We should not use a joint Bayes classifier for these datasets because a joint probability problem would require 32 equations; whereas, a Naive Bayes probability would only take 10 equations because since you assume conditional independence, the amount of equations is the feature possibilites added instead of multiplying them.

#### Q: Suppose that, before we make our predictions, we lose access to my address book, so that we cannot tell whether the email author is known. Should we re-train the model, and if so, how? (e.g.: how does the model, and its parameters, change in this new situation?) Hint: what will the naïve Bayes model over only features x2 . . . x5 look like, and what will its parameters be?



What you would have to do is re-train the model, but just ommit the author feature while keeping the other 4 features.
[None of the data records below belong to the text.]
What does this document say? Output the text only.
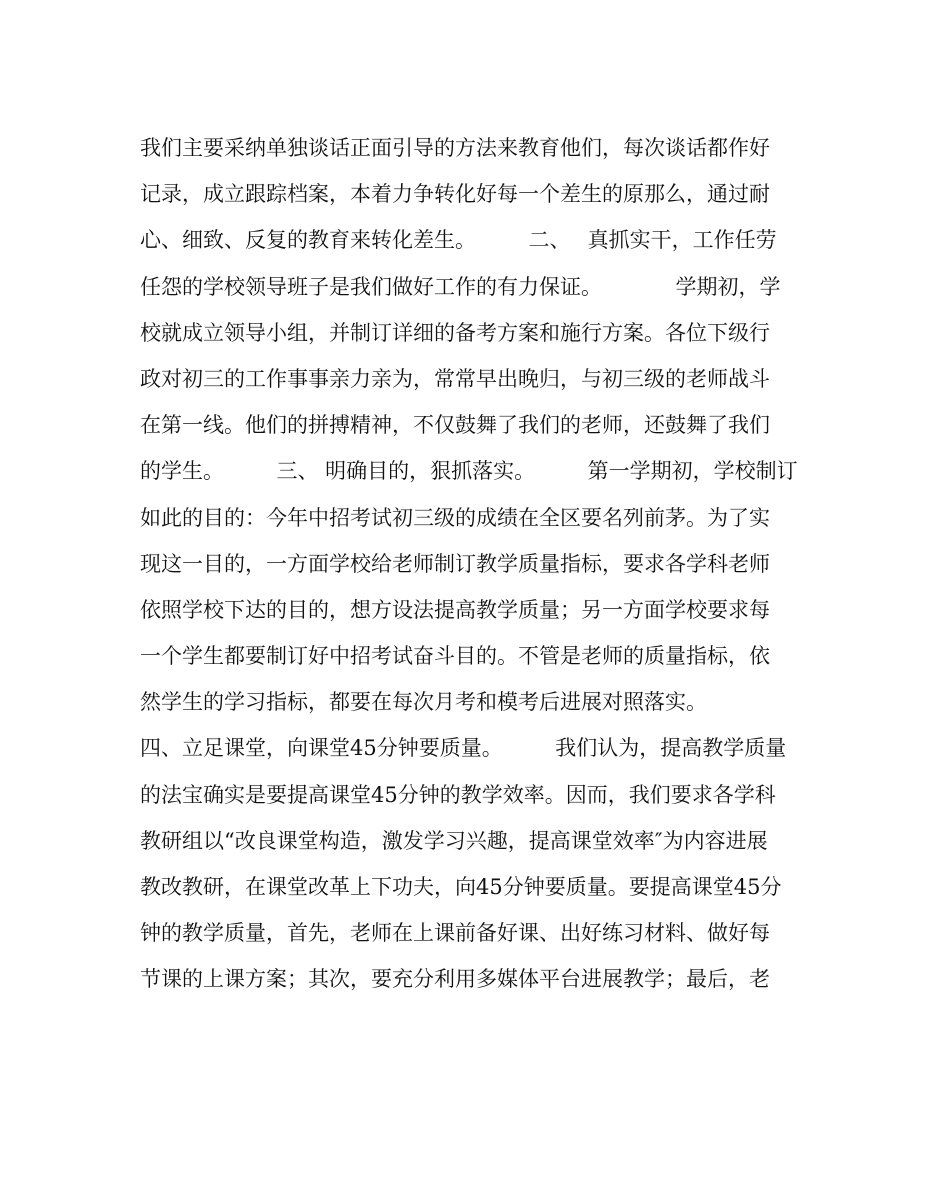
我们主要采纳单独谈话正面引导的方法来教育他们，每次谈话都作好
记录，成立跟踪档案，本着力争转化好每一个差生的原那么，通过耐
心、细致、反复的教育来转化差生。　　　二、　 真抓实干，工作任劳
任怨的学校领导班子是我们做好工作的有力保证。　　　　学期初，学
校就成立领导小组，并制订详细的备考方案和施行方案。各位下级行
政对初三的工作事事亲力亲为，常常早出晚归，与初三级的老师战斗
在第一线。他们的拼搏精神，不仅鼓舞了我们的老师，还鼓舞了我们
的学生。　　　三、 明确目的，狠抓落实。　　　第一学期初，学校制订
如此的目的：今年中招考试初三级的成绩在全区要名列前茅。为了实
现这一目的，一方面学校给老师制订教学质量指标，要求各学科老师
依照学校下达的目的，想方设法提高教学质量；另一方面学校要求每
一个学生都要制订好中招考试奋斗目的。不管是老师的质量指标，依
然学生的学习指标，都要在每次月考和模考后进展对照落实。
四、立足课堂，向课堂45分钟要质量。　　　我们认为，提高教学质量
的法宝确实是要提高课堂45分钟的教学效率。因而，我们要求各学科
教研组以“改良课堂构造，激发学习兴趣，提高课堂效率″为内容进展
教改教研，在课堂改革上下功夫，向45分钟要质量。要提高课堂45分
钟的教学质量，首先，老师在上课前备好课、出好练习材料、做好每
节课的上课方案；其次，要充分利用多媒体平台进展教学；最后，老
Since the other features are still fine, the only feature that isn't working the same is author, sot he model needs to be re-trained without the author feature.

## 2. Statement of Collaboration

#### a. Whom I worked with?

I mainly just worked with Tucker, Kolby and Matt on this lab, but I did most of it on my own

## 3. Extra Credit

#### a. Frequentist vs. Bayesian Argument

Frequentist school only uses conditional distrubtions when given specific data. A frequentist believes probabilites represent long run frequencies in whihc events occur. Bayesian probability is more an indication of the plausability of a proposition or a situation.

I agree with the Bayesian side of the argument because I think that probability represents a plausability, rather than an event occurence.